A big part of that young / old dichotomy is the overriding reality that the old part will win. I will slow down. I will grow less competitive in general, even if I hold steady among my aged peers. That’s hard to accept until it’s forced on you, and so each time I’m knocked down, it’s human nature – or at least my nature – to try to bounce right back to where I started, like those blow-up Bozo the Clown punching toys we whacked as kids. (Disclaimer: I never owned one. I don’t regret that, either.) As kids, we’d hit Bozo hard to try to make him stay down, but he always came back up (excepting that final, piercing blow, which I never witnessed). As adults, we’d like to think we can do the same, but we know it won’t last. One of these times, we won’t get all the way back up. I’m not talking about that final piercing blow, just the one that makes us come up a little… deflated. The question is, which time will it be?

Before the Achilles devolved so badly as to force surgical action last summer, I was arguably in the best shape of my adult life. I knew that electing for repair work would knock me down, and that getting back up would be hard work. I didn’t count on the bonus blow of the clots making the return path that much steeper. And now I wonder if I’ll rise back up fully, or return a little… deflated. Will it be this time? Or not?

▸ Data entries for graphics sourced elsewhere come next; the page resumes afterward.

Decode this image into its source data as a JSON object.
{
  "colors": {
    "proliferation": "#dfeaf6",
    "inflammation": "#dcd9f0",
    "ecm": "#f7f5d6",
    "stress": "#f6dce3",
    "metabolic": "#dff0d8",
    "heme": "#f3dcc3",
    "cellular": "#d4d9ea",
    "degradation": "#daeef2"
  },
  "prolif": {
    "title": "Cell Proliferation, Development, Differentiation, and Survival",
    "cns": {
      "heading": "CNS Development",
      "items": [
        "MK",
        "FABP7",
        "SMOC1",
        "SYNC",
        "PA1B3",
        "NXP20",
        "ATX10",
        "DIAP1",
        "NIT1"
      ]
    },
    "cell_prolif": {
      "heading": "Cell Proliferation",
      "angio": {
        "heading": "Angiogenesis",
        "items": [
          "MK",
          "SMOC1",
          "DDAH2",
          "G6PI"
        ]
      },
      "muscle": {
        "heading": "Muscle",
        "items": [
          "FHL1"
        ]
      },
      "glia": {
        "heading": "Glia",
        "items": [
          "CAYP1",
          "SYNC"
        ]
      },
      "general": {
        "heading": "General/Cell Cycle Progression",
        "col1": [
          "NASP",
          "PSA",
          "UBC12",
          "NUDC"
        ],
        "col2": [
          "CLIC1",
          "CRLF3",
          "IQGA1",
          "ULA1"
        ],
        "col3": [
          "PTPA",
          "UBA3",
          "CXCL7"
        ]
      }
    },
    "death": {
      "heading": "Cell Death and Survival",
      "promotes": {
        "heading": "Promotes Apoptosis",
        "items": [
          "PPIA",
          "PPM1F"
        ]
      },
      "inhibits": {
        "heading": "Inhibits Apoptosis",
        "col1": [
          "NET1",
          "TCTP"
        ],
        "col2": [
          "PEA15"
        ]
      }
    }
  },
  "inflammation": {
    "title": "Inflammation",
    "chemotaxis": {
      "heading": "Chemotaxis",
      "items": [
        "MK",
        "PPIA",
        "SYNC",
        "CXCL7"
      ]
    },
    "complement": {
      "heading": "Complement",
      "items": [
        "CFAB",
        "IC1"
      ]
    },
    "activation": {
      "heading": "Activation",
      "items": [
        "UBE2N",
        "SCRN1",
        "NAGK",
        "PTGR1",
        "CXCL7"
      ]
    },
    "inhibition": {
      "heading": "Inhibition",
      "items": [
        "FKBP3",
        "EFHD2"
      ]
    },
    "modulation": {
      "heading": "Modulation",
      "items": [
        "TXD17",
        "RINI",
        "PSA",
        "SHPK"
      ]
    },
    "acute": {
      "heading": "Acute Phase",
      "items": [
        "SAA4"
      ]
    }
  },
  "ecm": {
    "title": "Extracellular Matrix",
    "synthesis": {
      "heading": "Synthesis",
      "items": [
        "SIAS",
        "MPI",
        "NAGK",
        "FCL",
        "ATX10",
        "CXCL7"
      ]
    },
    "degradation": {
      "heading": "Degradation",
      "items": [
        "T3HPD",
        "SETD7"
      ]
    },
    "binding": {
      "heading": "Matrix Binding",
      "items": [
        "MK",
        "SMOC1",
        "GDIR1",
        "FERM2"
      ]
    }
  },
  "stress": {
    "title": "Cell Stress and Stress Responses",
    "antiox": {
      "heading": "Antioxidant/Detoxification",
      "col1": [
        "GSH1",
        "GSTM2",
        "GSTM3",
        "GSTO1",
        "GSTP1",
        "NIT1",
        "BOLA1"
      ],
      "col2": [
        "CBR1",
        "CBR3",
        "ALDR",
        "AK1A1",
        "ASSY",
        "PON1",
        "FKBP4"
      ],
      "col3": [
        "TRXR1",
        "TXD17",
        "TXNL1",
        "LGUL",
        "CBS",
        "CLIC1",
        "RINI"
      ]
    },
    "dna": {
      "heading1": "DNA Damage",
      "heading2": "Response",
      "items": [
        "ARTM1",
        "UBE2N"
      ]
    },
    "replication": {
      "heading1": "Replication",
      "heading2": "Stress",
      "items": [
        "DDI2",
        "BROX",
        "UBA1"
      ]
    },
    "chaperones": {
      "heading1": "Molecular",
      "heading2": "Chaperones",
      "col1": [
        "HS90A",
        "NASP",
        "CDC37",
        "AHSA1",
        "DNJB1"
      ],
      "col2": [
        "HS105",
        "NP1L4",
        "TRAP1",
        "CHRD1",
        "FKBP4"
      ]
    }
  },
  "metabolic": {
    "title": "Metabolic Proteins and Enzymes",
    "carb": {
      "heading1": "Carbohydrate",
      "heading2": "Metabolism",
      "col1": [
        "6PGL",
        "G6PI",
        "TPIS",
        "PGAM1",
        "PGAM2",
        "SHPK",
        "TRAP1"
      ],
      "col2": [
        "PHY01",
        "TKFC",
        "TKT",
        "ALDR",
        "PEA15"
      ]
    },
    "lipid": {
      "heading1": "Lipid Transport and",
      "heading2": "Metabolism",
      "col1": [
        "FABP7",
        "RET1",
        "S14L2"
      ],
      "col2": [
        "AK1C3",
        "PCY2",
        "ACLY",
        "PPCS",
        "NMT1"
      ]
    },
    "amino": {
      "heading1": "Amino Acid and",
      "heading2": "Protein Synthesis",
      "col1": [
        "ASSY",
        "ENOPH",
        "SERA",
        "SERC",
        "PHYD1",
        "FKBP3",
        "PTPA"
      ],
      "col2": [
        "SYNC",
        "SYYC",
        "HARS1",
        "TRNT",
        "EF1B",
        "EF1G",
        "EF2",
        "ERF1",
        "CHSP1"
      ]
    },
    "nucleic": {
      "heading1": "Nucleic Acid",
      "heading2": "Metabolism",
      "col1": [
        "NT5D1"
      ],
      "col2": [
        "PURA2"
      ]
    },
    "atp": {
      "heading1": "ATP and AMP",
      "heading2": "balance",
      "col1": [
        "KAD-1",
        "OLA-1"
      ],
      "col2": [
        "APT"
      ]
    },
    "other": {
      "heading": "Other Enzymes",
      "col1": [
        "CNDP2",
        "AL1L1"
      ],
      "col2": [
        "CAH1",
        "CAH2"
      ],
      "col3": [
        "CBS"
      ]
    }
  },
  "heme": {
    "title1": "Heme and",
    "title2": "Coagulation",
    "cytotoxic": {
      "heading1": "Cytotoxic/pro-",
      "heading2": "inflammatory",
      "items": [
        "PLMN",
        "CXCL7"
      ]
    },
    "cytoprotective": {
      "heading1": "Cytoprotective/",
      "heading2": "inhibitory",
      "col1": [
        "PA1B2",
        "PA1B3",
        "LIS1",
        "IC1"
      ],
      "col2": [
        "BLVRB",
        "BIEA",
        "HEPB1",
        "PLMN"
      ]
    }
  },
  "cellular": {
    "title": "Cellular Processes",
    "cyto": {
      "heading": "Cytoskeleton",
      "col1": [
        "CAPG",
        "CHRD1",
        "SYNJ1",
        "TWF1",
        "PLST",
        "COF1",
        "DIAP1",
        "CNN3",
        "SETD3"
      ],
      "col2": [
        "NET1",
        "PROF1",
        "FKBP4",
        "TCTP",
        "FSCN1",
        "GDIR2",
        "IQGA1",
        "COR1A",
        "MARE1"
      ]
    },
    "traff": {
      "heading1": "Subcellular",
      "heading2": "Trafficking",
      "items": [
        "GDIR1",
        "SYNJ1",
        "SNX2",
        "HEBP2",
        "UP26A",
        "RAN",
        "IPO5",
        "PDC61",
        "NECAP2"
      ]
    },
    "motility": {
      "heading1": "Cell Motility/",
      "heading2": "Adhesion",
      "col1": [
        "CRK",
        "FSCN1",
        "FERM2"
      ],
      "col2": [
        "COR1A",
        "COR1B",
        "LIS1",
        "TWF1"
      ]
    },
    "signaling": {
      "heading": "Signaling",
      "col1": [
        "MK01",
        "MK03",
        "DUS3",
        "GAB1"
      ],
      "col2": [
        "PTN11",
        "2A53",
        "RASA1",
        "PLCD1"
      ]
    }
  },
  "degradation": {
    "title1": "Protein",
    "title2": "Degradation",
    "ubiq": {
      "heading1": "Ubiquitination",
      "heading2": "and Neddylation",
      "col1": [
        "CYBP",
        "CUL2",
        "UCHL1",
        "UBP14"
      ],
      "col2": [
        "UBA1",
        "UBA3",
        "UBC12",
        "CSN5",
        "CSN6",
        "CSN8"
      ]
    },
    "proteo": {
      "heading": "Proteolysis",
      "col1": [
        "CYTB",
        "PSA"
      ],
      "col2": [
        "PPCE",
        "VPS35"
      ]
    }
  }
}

Last week seemed to hint toward the not side. The leftover wounds from Boston were fading, the sun was finally out after a week of gloom, and something clicked. I know from experience that changes in my fitness come in chunks rather than in smooth progression. A chunk seemed to happen. My body felt better, my training pace dropped, and as noted earlier, I got there, wherever there happened to be on several successive days, faster. No, the Achilles annoyance didn’t, and probably never will go away entirely, but the rest of the machine seemed in better tune. It felt like maybe, just maybe, oh so long after last summer’s knock down, I might be finding that mojo again.

Then again, check back in six months. All those economists can probably tell us how we were really doing, and perhaps I will be able to as well.